Wirklich demokratisch wäre es, würden die dazu befugten SPÖ-Gremien vor der kommenden Wahl kundtun, wer als Koalitionspartner akzeptabel ist und wer nicht - und die Entscheidung, ob es zu dieser Koalition kommt, der Gesamtheit der Wählerinnen und Wähler überlassen. Diese könnten, je nach politischer Koalitionsvorliebe, dann die SPÖ wählen. Oder eben nicht.

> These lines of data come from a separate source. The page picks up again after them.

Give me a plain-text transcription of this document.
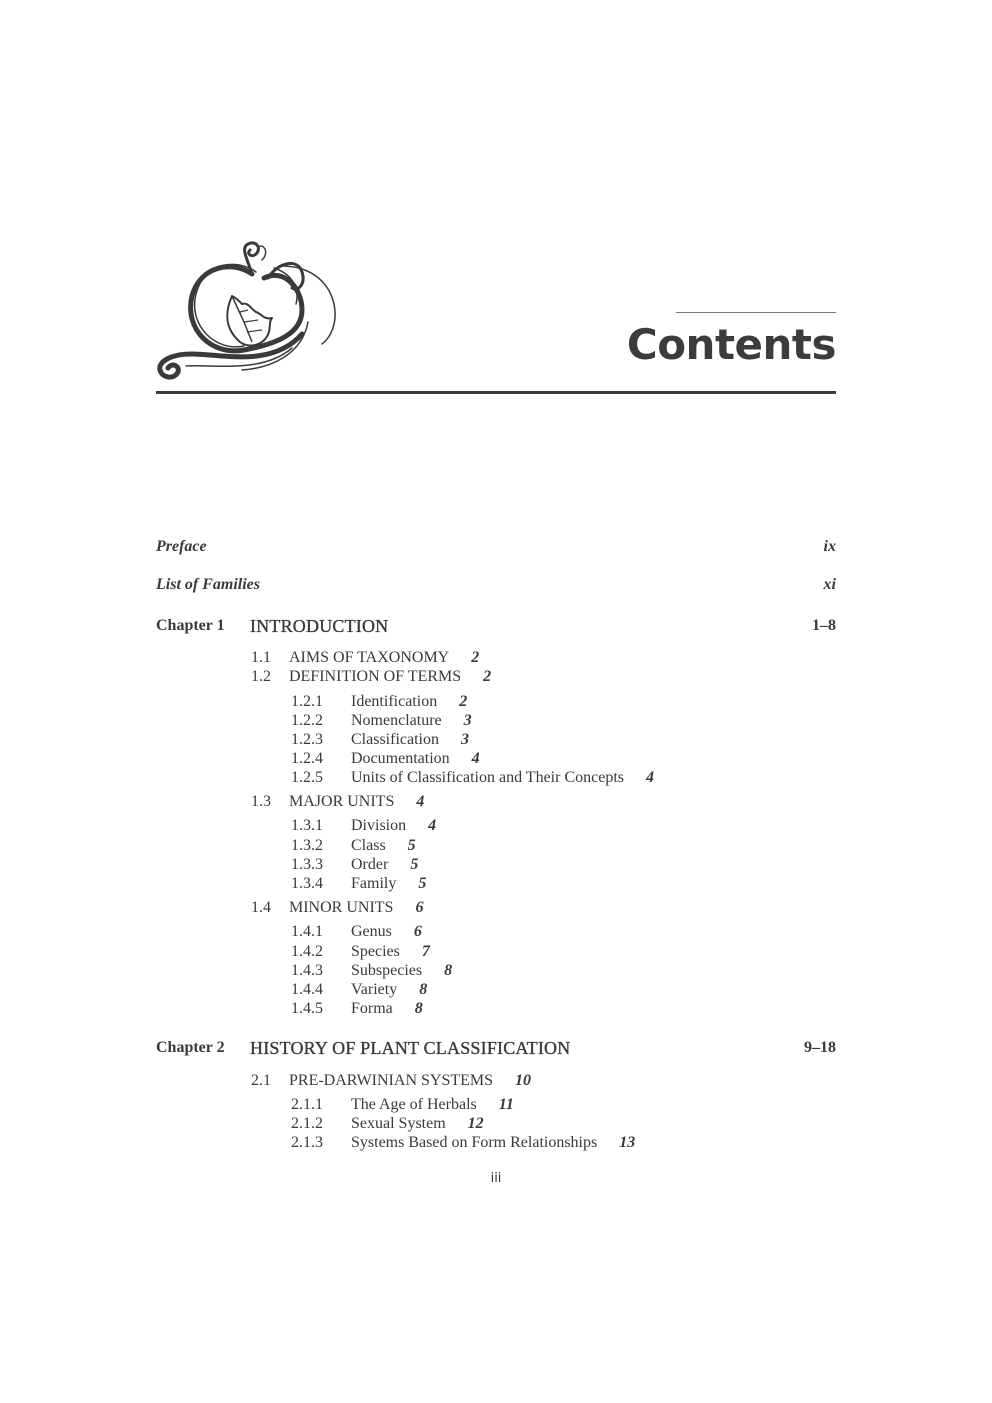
Contents
Preface	ix
List of Families	xi
Chapter 1 INTRODUCTION	1–8
1.1 AIMS OF TAXONOMY 2
1.2 DEFINITION OF TERMS 2
1.2.1 Identification 2
1.2.2 Nomenclature 3
1.2.3 Classification 3
1.2.4 Documentation 4
1.2.5 Units of Classification and Their Concepts 4
1.3 MAJOR UNITS 4
1.3.1 Division 4
1.3.2 Class 5
1.3.3 Order 5
1.3.4 Family 5
1.4 MINOR UNITS 6
1.4.1 Genus 6
1.4.2 Species 7
1.4.3 Subspecies 8
1.4.4 Variety 8
1.4.5 Forma 8
Chapter 2 HISTORY OF PLANT CLASSIFICATION	9–18
2.1 PRE-DARWINIAN SYSTEMS 10
2.1.1 The Age of Herbals 11
2.1.2 Sexual System 12
2.1.3 Systems Based on Form Relationships 13
iii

Ähnliches gilt für die seinerzeitige SPÖ-Mitgliederbefragung über CETA: Wenn schon basisdemokratisch über ein solches Vertragswerk entschieden werden soll (was im Übrigen keine sehr gute Idee ist), dann bitte alle Österreicherinnen und Österreicher befragen. Und nicht nur jene mit SPÖ-Mitgliedsausweis.

Ähnliches gilt für die Wiener Grünen. Eine Zufallsmehrheit von 18 grünen Parteimitgliedern ist keine taugliche Grundlage für demokratische Entscheidungen. Wirklich demokratisch wäre es gewesen, nicht nur die paar Hundert eingeschriebenen Wiener Grün-Mitglieder, sondern alle Wiener zurate zu ziehen, und zwar in Form einer Volksbefragung.

Oder noch besser: Die Politiker tun das, wofür sie bezahlt werden: nämlich entscheiden. Und bei der nächsten Wahl für die getroffenen Entscheidungen einstehen.